Tuesday, May 8, 2007

Class One: May 2nd

SUMMARY
Introductions from class members.
CLASS OBJECTIVE
To understand what a playwright is:
· The origins go back to the earliest story-tellers who recorded their feats on cave walls or devised the first cosmological myths to explain the creation of the world.
· In Ancient Greece Homer set off a train of storytelling. He was followed by a succession of playwrights who exhibited their works at annual festivals for tragedy, comedy and dithyrambic dance – the precursor of the musical! These writers included Sophocles, Aeschylus, Euripides. We will keep coming back to this as required.
· Plato determined that his ideal Republic would have no place for drama. But as if by reaction his student, Aristotle, used his skills to analyze and classify the Greek plays and systematize their essence into his now famous Poetics. This is worth reading in any of its various forms on the Internet.
· Graeco-Roman theatre was submerged in obscurity until the Renaissance brought its philosophies, arts and biblical texts to light in medieval Italy. From here the line extends onwards through Europe to Shakespeare’s age, Moliere, and on to Ibsen, Shaw, Tennessee Williams, Arthur Miller and Neil Simon – pick an arbitrary few!
· These were all the commentators, the mind shapers of their ages. If you wanted to criticize the king you stood to get your head chopped off; but write a play about bad kings and the crowds got the message.
· The playwright is therefore the community story teller, the folk psychologist, the activist, the shaper of opinion.
· The playwright must know himself because so much of what he writes will inevitably be based upon his/her own narrative and insights.

EXERCISES
· Make a list of the 10 highest and best traits of people as you see them. Do it quickly.
· Make a list of the 10 lowest and worst traits of people as you see them – quickly.
· Group Discussion on what these lists say about YOU. Which traits are mostly YOU? These will also tend to inhabit the characters you write. The best will be marred by traits from the ‘lowest’ list. An the evil antagonist will have noble traits. Know yourself to build your characters.
· Now make a list of the 10 things about which you are most passionate.

If a playwright has no passion she will not move her audience to Aristotle’s catharsis. There will be no message.

· Now augment three of the better traits and three of the lower traits with a few words of stage direction which will non-verbally reveal these characteristics. Discuss. Drama is action. Action reveals character.
· It takes a great deal of practice to get away from stating every aspect of character on the surface of the words. Learn to use subtext and action. We will return to this many times.

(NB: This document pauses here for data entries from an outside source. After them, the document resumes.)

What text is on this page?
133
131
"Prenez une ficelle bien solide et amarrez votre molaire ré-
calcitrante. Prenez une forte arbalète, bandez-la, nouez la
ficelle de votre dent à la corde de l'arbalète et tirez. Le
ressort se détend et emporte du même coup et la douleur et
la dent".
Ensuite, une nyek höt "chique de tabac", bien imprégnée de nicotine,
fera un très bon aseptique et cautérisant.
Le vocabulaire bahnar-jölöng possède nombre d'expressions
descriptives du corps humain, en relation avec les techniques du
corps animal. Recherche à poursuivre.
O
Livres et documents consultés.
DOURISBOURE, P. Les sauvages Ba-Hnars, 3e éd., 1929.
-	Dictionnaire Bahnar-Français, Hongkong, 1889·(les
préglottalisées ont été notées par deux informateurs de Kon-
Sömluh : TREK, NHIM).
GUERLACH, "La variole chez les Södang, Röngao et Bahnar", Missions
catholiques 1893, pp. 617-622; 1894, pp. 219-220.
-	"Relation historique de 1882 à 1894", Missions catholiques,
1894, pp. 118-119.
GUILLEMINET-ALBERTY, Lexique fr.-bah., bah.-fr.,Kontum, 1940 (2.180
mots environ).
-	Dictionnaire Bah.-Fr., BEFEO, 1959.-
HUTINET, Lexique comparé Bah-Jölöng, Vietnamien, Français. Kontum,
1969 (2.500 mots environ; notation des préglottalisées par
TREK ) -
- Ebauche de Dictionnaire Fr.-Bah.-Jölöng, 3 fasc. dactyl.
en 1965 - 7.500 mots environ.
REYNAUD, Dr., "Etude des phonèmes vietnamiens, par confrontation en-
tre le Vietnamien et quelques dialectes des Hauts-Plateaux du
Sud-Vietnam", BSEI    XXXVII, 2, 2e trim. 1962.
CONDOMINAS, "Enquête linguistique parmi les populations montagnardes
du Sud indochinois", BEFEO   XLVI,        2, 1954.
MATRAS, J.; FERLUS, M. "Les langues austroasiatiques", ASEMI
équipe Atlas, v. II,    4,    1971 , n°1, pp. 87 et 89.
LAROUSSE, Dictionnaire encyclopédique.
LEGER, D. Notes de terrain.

Homework – to write what you BELIEVE.

THE PLAYWRIGHT’S HABITS
· Discuss what these might be. These should include: write daily – almost anything, even a blog. Keep notes in a writer’s notebook; things you see and hear, dialogue you overhear which you could never invent even if you tried.
· Go to plays. Critique them. Learn to distinguish the how the play works or fails. Is it a fault or triumph of the script, the acting or the direction? Keep notes about the plays you see or read.